Jeszcze w czerwcu br. inny wiceprezes Gazpromu Aleksandr Miedwiediew mówił, że rozpoczęcie budowy Gazociągu Północnego nie będzie oznaczało rezygnacji z budowy drugiej nitki gazociągu Jamał-Europa. "Nie ma mowy o wstrzymaniu tego projektu" - mówił Miedwiediew na konferencji prasowej w siedzibie Gazpromu w Moskwie.
Gazociąg Północny, uważany za konkurencyjny dla drugiej nitki przecinającego Polskę gazociągu jamalskiego, ma biec po dnie Morza Bałtyckiego i dostarczać gaz bezpośrednio z Rosji do Niemiec oraz Wielkiej Brytanii z pominięciem Polski, krajów bałtyckich i Białorusi. Jego przepustowość docelowa - w zależności od wariantu, który zostanie wybrany - wyniesie od 19 do 30 mld metrów sześciennych gazu rocznie.
Równie "precyzyjnie" odpowiedział Ananienkow na pytanie o tzw. rewers gazu na jamale (chodzi o plany odwrócenia kierunku przesyłu gazu rurociągiem jamalskim, by w kryzysowych sytuacjach umożliwić przesył gazu z Niemiec do Polski).

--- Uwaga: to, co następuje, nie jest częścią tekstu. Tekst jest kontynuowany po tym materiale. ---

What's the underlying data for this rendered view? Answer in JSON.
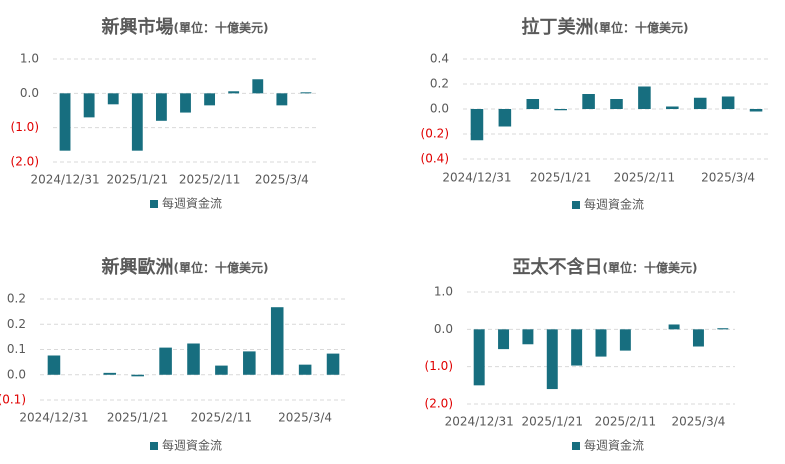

Jego zdaniem, "trwają negocjacje na temat znalezienia najlepszych warunków" dla tego planu.
Rozmowy o możliwości odwrócenia biegu "jamału" rozpoczęto po tym, jak Gazprom 18 i 19 lutego 2004 r. na kilkanaście godzin przerwał dostawy gazu na Białoruś i tranzyt surowca przez ten kraj, co doprowadziło do spadku ciśnienia i przerwania przez Polskę i Niemcy odbioru gazu z rurociągu jamalskiego. W kwietniu 2004 r po spotkaniu przedstawicieli EuRoPol Gazu, Gazpromu, Gazeksportu, PGNiG, jego uczestnicy informowali, że rewers na gazociągu powinien być technicznie i prawnie możliwy w ciągu dwóch, trzech miesięcy.
Wiceprezes Gazpromu poinformował natomiast w czasie poniedziałkowej konferencji, że jego firma rozpocznie starania o zwiększenie udziałów w EuRoPol Gazie do 50 proc., z obecnych 48 proc. "Umowa międzyrządowa przewiduje udział Gazpromu w EuRoPol Gazie na poziomie 50 proc. Taki sam udział miał też mieć PGNiG. Nie ma wątpliwości, że Gazprom będzie dążył do osiągnięcia wielkości udziałów, które zostały określone w umowie, czyli 50 proc." - powiedział.
Gazprom i PGNiG mają po 48 proc. udziałów w EuRoPol Gazie, trzecim udziałowcem EuroPol Gazu jest Gas Trading, spółka kontrolowana przez Bartimpex Aleksandra Gudzowatego.
Ananienkow zapewnił jedynie, że jego firma nie zamierza uczestniczyć w prywatyzacji PGNiG. "Nie mamy ani jednej kopiejki przeznaczonej na ten cel" - powiedział.